Подобные шарахания в крайности – огульной критики или  нетрезвой душевной апологетики – неплодотворны; нужен поиск «инструментов» надёжного духовного различения, критериев понимания и оценки духовно-смысловых несходств, только на первый взгляд духовно однородных явлений искусства, потому что только так и можно выбраться из тьмы наследственных пороков – критических и искусствоведческих заблуждений, на свет Евангелия, чтобы увидеть и оценить в этом свете не только восхитительную красоту родной словесности, но и извлечь правду о своей собственной жизни, получить бесценные духовные уроки, обогатить ум и душу, и, главное – напитать своё сердце целебным и спасительным нектаром.
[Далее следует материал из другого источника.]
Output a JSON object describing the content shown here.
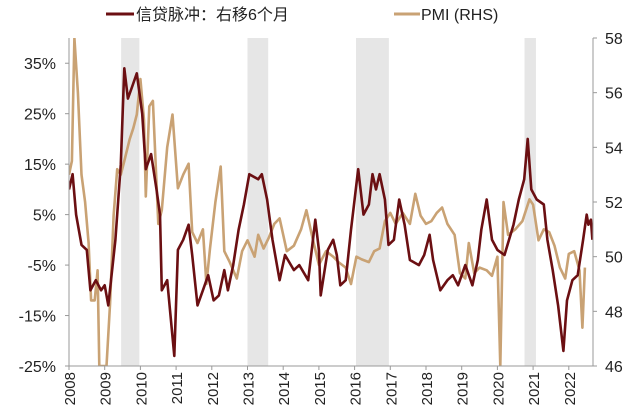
{
  "chart_data": {
    "type": "line",
    "title": "",
    "legend": {
      "placement": "top",
      "entries": [
        "信贷脉冲：右移6个月",
        "PMI (RHS)"
      ]
    },
    "colors": {
      "credit": "#6b0f12",
      "pmi": "#c9a274",
      "shade": "#e6e6e6"
    },
    "xlim": [
      2008.0,
      2022.66
    ],
    "x_ticks": [
      "2008",
      "2009",
      "2010",
      "2011",
      "2012",
      "2013",
      "2014",
      "2015",
      "2016",
      "2017",
      "2018",
      "2019",
      "2020",
      "2021",
      "2022"
    ],
    "y_left": {
      "label": "",
      "ylim": [
        -25,
        40
      ],
      "ticks": [
        35,
        25,
        15,
        5,
        -5,
        -15,
        -25
      ],
      "tick_labels": [
        "35%",
        "25%",
        "15%",
        "5%",
        "-5%",
        "-15%",
        "-25%"
      ]
    },
    "y_right": {
      "label": "RHS",
      "ylim": [
        46,
        58
      ],
      "ticks": [
        58,
        56,
        54,
        52,
        50,
        48,
        46
      ],
      "tick_labels": [
        "58",
        "56",
        "54",
        "52",
        "50",
        "48",
        "46"
      ]
    },
    "shaded_periods": [
      [
        2009.46,
        2009.97
      ],
      [
        2013.0,
        2013.58
      ],
      [
        2016.04,
        2016.96
      ],
      [
        2020.76,
        2021.08
      ]
    ],
    "series": [
      {
        "name": "信贷脉冲：右移6个月",
        "axis": "left",
        "x": [
          2008.0,
          2008.1,
          2008.2,
          2008.35,
          2008.5,
          2008.6,
          2008.75,
          2008.9,
          2009.0,
          2009.1,
          2009.3,
          2009.45,
          2009.55,
          2009.65,
          2009.75,
          2009.9,
          2010.05,
          2010.15,
          2010.3,
          2010.45,
          2010.55,
          2010.6,
          2010.75,
          2010.95,
          2011.05,
          2011.2,
          2011.35,
          2011.45,
          2011.6,
          2011.75,
          2011.9,
          2012.05,
          2012.2,
          2012.35,
          2012.45,
          2012.6,
          2012.75,
          2012.9,
          2013.05,
          2013.3,
          2013.4,
          2013.55,
          2013.7,
          2013.9,
          2014.05,
          2014.3,
          2014.45,
          2014.7,
          2014.9,
          2015.0,
          2015.05,
          2015.25,
          2015.4,
          2015.5,
          2015.6,
          2015.75,
          2015.9,
          2016.0,
          2016.1,
          2016.25,
          2016.4,
          2016.5,
          2016.6,
          2016.7,
          2016.85,
          2016.95,
          2017.1,
          2017.25,
          2017.4,
          2017.55,
          2017.8,
          2017.95,
          2018.1,
          2018.2,
          2018.4,
          2018.6,
          2018.75,
          2018.9,
          2019.1,
          2019.3,
          2019.45,
          2019.55,
          2019.7,
          2019.85,
          2020.0,
          2020.2,
          2020.45,
          2020.6,
          2020.75,
          2020.85,
          2020.95,
          2021.1,
          2021.3,
          2021.4,
          2021.55,
          2021.7,
          2021.85,
          2021.95,
          2022.1,
          2022.25,
          2022.4,
          2022.5,
          2022.55,
          2022.62,
          2022.66
        ],
        "values": [
          10,
          13,
          5,
          -1,
          -2,
          -10,
          -8,
          -10,
          -9,
          -13,
          0,
          15,
          34,
          28,
          30,
          33,
          25,
          14,
          17,
          10,
          5,
          -10,
          -8,
          -23,
          -2,
          0,
          3,
          -3,
          -13,
          -10,
          -7,
          -12,
          -11,
          -6,
          -10,
          -5,
          2,
          7,
          13,
          12,
          13,
          8,
          0,
          -8,
          -3,
          -6,
          -5,
          -8,
          4,
          -2,
          -11,
          -2,
          0,
          -3,
          -9,
          -8,
          2,
          8,
          14,
          5,
          7,
          13,
          10,
          13,
          8,
          -1,
          0,
          8,
          3,
          -4,
          -5,
          -3,
          1,
          -4,
          -10,
          -8,
          -7,
          -9,
          -5,
          -9,
          -4,
          2,
          8,
          0,
          -2,
          -3,
          3,
          8,
          12,
          20,
          10,
          8,
          7,
          0,
          -6,
          -13,
          -22,
          -12,
          -8,
          -7,
          0,
          5,
          3,
          4,
          0
        ]
      },
      {
        "name": "PMI (RHS)",
        "axis": "right",
        "x": [
          2008.0,
          2008.08,
          2008.15,
          2008.25,
          2008.35,
          2008.45,
          2008.55,
          2008.62,
          2008.72,
          2008.8,
          2008.85,
          2008.95,
          2009.05,
          2009.15,
          2009.25,
          2009.35,
          2009.45,
          2009.55,
          2009.7,
          2009.8,
          2009.9,
          2010.0,
          2010.1,
          2010.15,
          2010.25,
          2010.35,
          2010.5,
          2010.6,
          2010.75,
          2010.9,
          2011.05,
          2011.2,
          2011.35,
          2011.45,
          2011.6,
          2011.75,
          2011.85,
          2011.95,
          2012.1,
          2012.25,
          2012.35,
          2012.5,
          2012.7,
          2012.85,
          2013.0,
          2013.2,
          2013.3,
          2013.45,
          2013.6,
          2013.75,
          2013.9,
          2014.1,
          2014.3,
          2014.5,
          2014.65,
          2014.8,
          2015.0,
          2015.2,
          2015.4,
          2015.55,
          2015.75,
          2015.9,
          2016.05,
          2016.2,
          2016.4,
          2016.55,
          2016.7,
          2016.85,
          2017.0,
          2017.15,
          2017.35,
          2017.55,
          2017.7,
          2017.85,
          2018.0,
          2018.15,
          2018.3,
          2018.45,
          2018.6,
          2018.8,
          2018.95,
          2019.1,
          2019.2,
          2019.35,
          2019.5,
          2019.7,
          2019.85,
          2020.0,
          2020.08,
          2020.17,
          2020.3,
          2020.5,
          2020.7,
          2020.9,
          2021.0,
          2021.15,
          2021.3,
          2021.45,
          2021.6,
          2021.75,
          2021.9,
          2022.0,
          2022.15,
          2022.3,
          2022.38,
          2022.45
        ],
        "values": [
          53.0,
          53.5,
          58.5,
          56,
          53,
          52,
          50.5,
          48.4,
          48.4,
          49.5,
          45.5,
          45,
          45.5,
          48.3,
          51.5,
          53.2,
          53.0,
          53.5,
          54.3,
          54.7,
          55.2,
          56.5,
          55.0,
          52.2,
          55.5,
          55.7,
          51.2,
          51.7,
          54.0,
          55.2,
          52.5,
          53.0,
          53.4,
          50.9,
          50.5,
          51.0,
          49.0,
          50.3,
          52,
          53.3,
          50.2,
          49.8,
          49.2,
          50.2,
          50.6,
          50.0,
          50.8,
          50.3,
          50.7,
          51.2,
          51.4,
          50.2,
          50.4,
          51.0,
          51.7,
          50.8,
          49.7,
          50.2,
          50.0,
          49.8,
          49.6,
          49.0,
          50.0,
          49.9,
          49.8,
          50.2,
          50.3,
          51.3,
          51.6,
          51.2,
          51.6,
          51.2,
          52.3,
          51.5,
          51.2,
          51.3,
          51.6,
          51.8,
          51.2,
          50.8,
          49.4,
          49.2,
          50.5,
          49.4,
          49.6,
          49.5,
          49.3,
          50.0,
          35.7,
          52.0,
          50.8,
          51.0,
          51.3,
          52.1,
          51.9,
          50.6,
          51.0,
          50.9,
          50.4,
          49.6,
          49.2,
          50.1,
          50.2,
          49.5,
          47.4,
          49.6
        ]
      }
    ]
  }
}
…Тимофей, нагруженный тяжелыми думами «за жизнь и искусство», то ли в конце концов просто выбился из сил, то ли что-то у него действительно не так вытанцовывалось, но он не мог найти себе места. И тогда он решил поискать, как когда-то рекомендовал Серафим Саровский, – совета и подсказки у ребёнка: если нет рядом старца для вопрошания, то крепко помолись и спроси первого встречного, – да хоть ребёнка… Пришлось безжалостно растолкать недавно заснувшую Маргошу, которая едва открыв глаза, всё сразу поняла и запустила в Тимофея подушкой.
– Ну, будь милостива: скажи!
– Не знаю. Батюшка говорил, что православному человеку не должно жить в раздвоении.
– Так что ж, казнить шедевры за аморалку?
– Ну, уж это ты сам как-нибудь решай. Я за тебя среди ночи думать не подписывалась.
Но тут Марго, как это она любила делать, наморщила лоб и опустила голову на грудь: «Надо говорить правду».
– Да какую? О ком? О писателе? Ставить духовный диагноз его состоянию?
– Думаю, да.
– А кому это под силу?
– Сам говорил сто раз: христианскому сердцу.
– А где же тут поместится филология? И что ж – подвергать остракизму гениальный текст? Это ведь будет уже нравственное богословие, а не филология?
– Ну ты совсем что-ли? Будишь меня ночью, и с ножом к горлу, чтобы я за тебя мировые вопросы решала!
– Я боюсь фарисейских судов.
– Вот и бойся. Учись смотреть Христовым оком.
– Ну, ты даёшь! Спи! Тоже мне Сивилла-наставница.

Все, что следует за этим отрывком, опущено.